Такова сказка Анатоля Франса. А для меня далекий 1954 год был трудным: нищий студент, без особых перспектив на будущее, да еще рано женившийся и заимевший ребенка. Настроение тех дней, записанное в дневнике:

«Сегодня пасмурно и дождливо и на душе не все ясно, холодная равнодушная змея отравляет меня ядом размышлений и сомнений. Змея напоминает мне о моем положении студента, об экзаменах, о дырявом кошельке, об общественном мнении, которое порицает меня за то, что не стою крепко на своих ногах, о том, что завел семью и т. д. И этот внутренний голос совести, голос дьявола портит все…»

И далее в записи от 2 мая 1954 года:

«Но не надо казаться более слабым, чем ты есть. Смелее в будущее! И притом — с улыбкой! И, пожалуйста, уверенно шагайте через лужи и канавы, презирая их. Только нытики и пессимисты не дойдут до цели и погрязнут в мещанской тине покорности.

А ты, слезливая совесть, не ломайся и трагически не отпевай своего хозяина.
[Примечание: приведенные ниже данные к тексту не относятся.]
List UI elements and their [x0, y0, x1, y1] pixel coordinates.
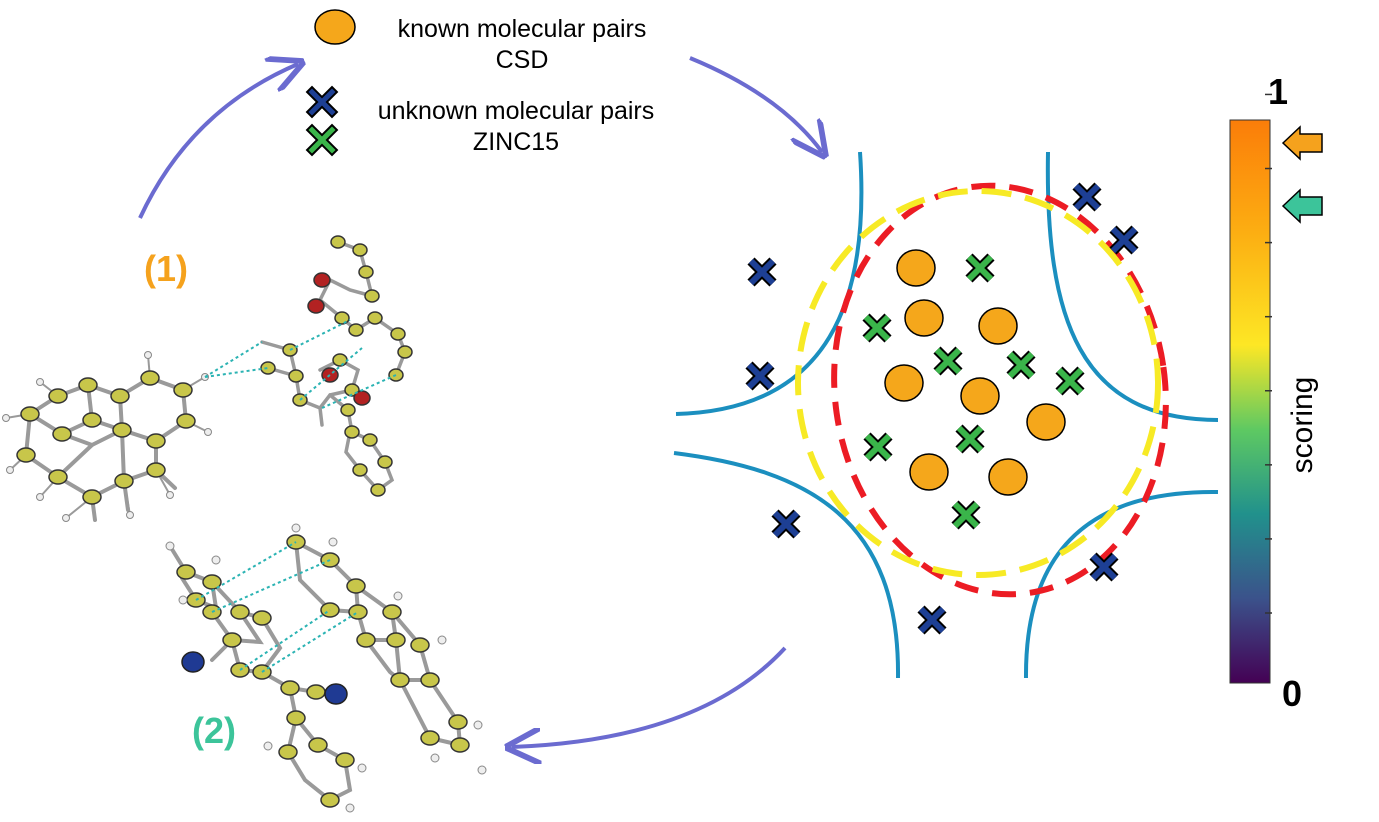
- mol2-nitrogens: [181, 651, 348, 705]
- mol2-carbon-atoms: [176, 534, 470, 808]
- colorbar: 1 0 scoring: [1229, 71, 1323, 714]
- arrow-to-scoring: [689, 56, 822, 152]
- colorbar-marker-arrow: [1281, 125, 1323, 161]
- pair2-label: (2): [192, 710, 236, 751]
- arrow-to-molecule: [512, 646, 787, 747]
- partner-bonds: [260, 240, 407, 493]
- pair1-label: (1): [144, 248, 188, 289]
- scoring-region: [673, 151, 1219, 679]
- known-pair-point: [904, 299, 944, 337]
- unknown-pair-point-blue: [745, 361, 775, 391]
- mol2-hydrogens: [165, 523, 487, 813]
- known-points: [884, 249, 1066, 496]
- unknown-pair-point-blue: [1072, 182, 1102, 212]
- red-boundary: [831, 182, 1169, 598]
- blue-boundaries: [673, 151, 1219, 679]
- boundary-bottom-left: [673, 451, 901, 679]
- known-pair-point: [909, 453, 949, 491]
- unknown-green-marker: [305, 123, 339, 157]
- unknown-pair-point-green: [951, 500, 981, 530]
- partner-oxygens: [307, 272, 371, 406]
- pyrene-hydrogens: [5, 354, 209, 519]
- pyrene-atoms: [16, 370, 196, 505]
- boundary-top-left: [675, 151, 864, 416]
- unknown-pair-point-green: [955, 424, 985, 454]
- known-pair-point: [988, 458, 1028, 496]
- known-pair-point: [884, 364, 924, 402]
- known-pair-point: [896, 249, 936, 287]
- unknown-pair-point-green: [1055, 366, 1085, 396]
- molecule-pair-1: [2, 235, 413, 522]
- known-pair-marker: [314, 9, 356, 45]
- unknown-blue-marker: [305, 85, 339, 119]
- colorbar-marker-arrow: [1281, 188, 1323, 224]
- colorbar-bottom-label: 0: [1282, 673, 1302, 714]
- cycle-arrows: [138, 56, 822, 747]
- known-pair-point: [1026, 403, 1066, 441]
- unknown-pair-point-blue: [917, 605, 947, 635]
- molecule-pair-2: [165, 523, 487, 813]
- known-pair-point: [960, 377, 1000, 415]
- unknown-pair-point-blue: [771, 509, 801, 539]
- yellow-boundary: [795, 188, 1161, 578]
- partner-atoms: [260, 235, 413, 497]
- colorbar-ticks: [1265, 93, 1272, 614]
- unknown-pair-point-blue: [747, 257, 777, 287]
- unknown-pair-point-green: [1006, 350, 1036, 380]
- legend-known-source: CSD: [496, 46, 549, 74]
- unknown-points: [745, 182, 1139, 635]
- legend-known-label: known molecular pairs: [398, 15, 647, 43]
- legend-unknown-label: unknown molecular pairs: [378, 97, 655, 125]
- colorbar-title: scoring: [1286, 377, 1319, 474]
- colorbar-gradient: [1229, 119, 1271, 684]
- unknown-pair-point-green: [863, 432, 893, 462]
- legend-unknown-source: ZINC15: [473, 128, 559, 156]
- unknown-pair-point-green: [965, 253, 995, 283]
- legend: known molecular pairs CSD unknown molecu…: [305, 9, 655, 157]
- unknown-pair-point-green: [862, 313, 892, 343]
- unknown-pair-point-blue: [1109, 225, 1139, 255]
- unknown-pair-point-blue: [1089, 552, 1119, 582]
- arrow-to-legend: [138, 64, 298, 219]
- known-pair-point: [978, 307, 1018, 345]
- colorbar-markers: [1281, 125, 1323, 224]
- boundary-bottom-right: [1023, 489, 1219, 679]
- colorbar-top-label: 1: [1268, 71, 1288, 112]
- h-bond-contacts-1: [204, 319, 397, 409]
- unknown-pair-point-green: [933, 346, 963, 376]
Сентиментальная щепетильность не идет к моим надменным усам. Цыц, истерика! Все тверже и уверенней мой шаг. И как писал один мой знакомый:

  • Ты будешь первым,
  • Не сядь на мель.
  • Чем тверже нервы,
  • Тем ближе цель».

Вот так я писал в 22 года, под влиянием прочитанных книг (хотим мы этого или не хотим, но книги исподволь влияют на нас, формируют, корректируют, направляют… но это, правда, было тогда, когда росло читающее поколение, а нынешнее — смотрящее и исключительно визуальное… а мы были вербальным).

Однако, чтобы снять некий возникший пафос, вспомним один из афоризмов Анатоля Франса: «Никому не давайте своих книг, иначе вы их уже не увидите. В моей библиотеке остались лишь книги, которые я взял почитать у других».

От печки к Франсу

Франс — странная фамилия. Когда-то такими географическими фамилиями возмущался Василий Розанов, «мы скромные люди. А то Джек Лондон! Анатоль Франс. Ведь Франс это Франция. Хорош бы я был Василий Россия, да я стыдился бы нос показать».
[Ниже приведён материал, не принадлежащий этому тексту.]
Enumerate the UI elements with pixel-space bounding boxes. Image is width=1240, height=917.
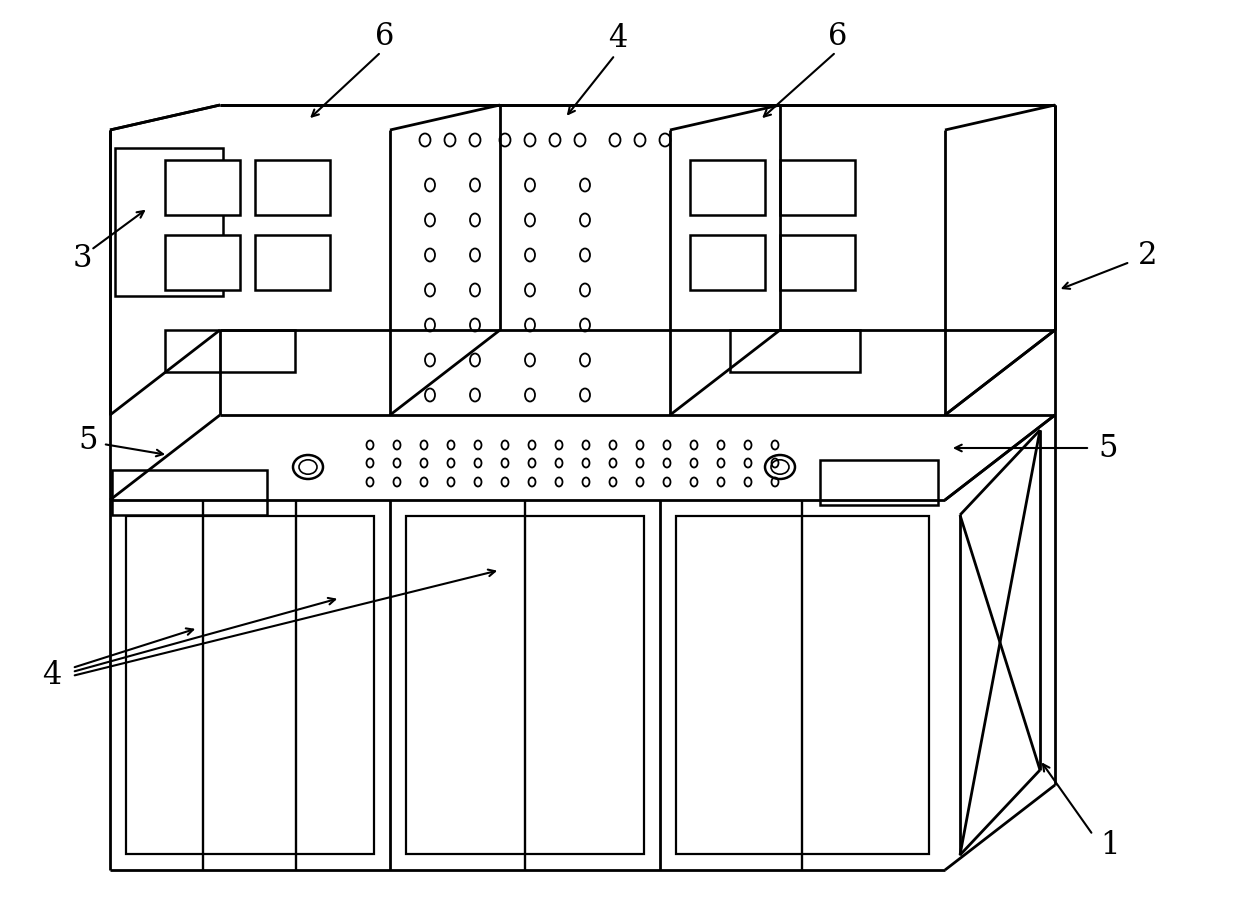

Франс — псевдоним. Настоящее имя писателя Анатоль Франсуа Тибо. Родился он 16 апреля 1844 года в Париже. Начало биографии дадим по «литературным портретам» Андре Моруа. Француз о французе, писатель о писателе:

«В начале жизненного пути Франса — так же как у Стендаля, как у Бальзака — можно обнаружить немало обманутых надежд, связанных с порою детства и отрочества. Отец будущего писателя, книготорговец и издатель, был легитимистом и милитаристом, он испытал почтение перед своими богатыми клиентами. Мать Анатоля, женщина скромная, болезненная, набожная, обожала единственного сына и на первых порах приобщила его к своей ревностной католической вере, мальчик вырос в Париж; он почти все время проводит в книжной лавке, расположенной на берегу Сены, и совсем не знает природы; строй его чувств будет отмечен печатью урбанизма и книжности… В коллеже святого Станислава подросток получает классическое образование, слегка окрашенное богословием. Почти все его товарищи по коллежу принадлежали к знатным или богатым семьям, и мальчик страдал от сознания своей униженности. В самом Франсе было нечто от Пьеданьеля, подобно тому как в Стендале было нечто от Жюльена Сореля. Коллеж святого Станислава сделал его бунтарем на всю жизнь. Следует упомянуть также о юношеской любви Франса к актрисе „Комеди Франсэз“ Элизе Девойо, которую он обожал издалека. Это вынуждало юношу подавлять чувственность, и позднее в своих произведениях Франс рисовал образы актрис, капризных и сладострастных.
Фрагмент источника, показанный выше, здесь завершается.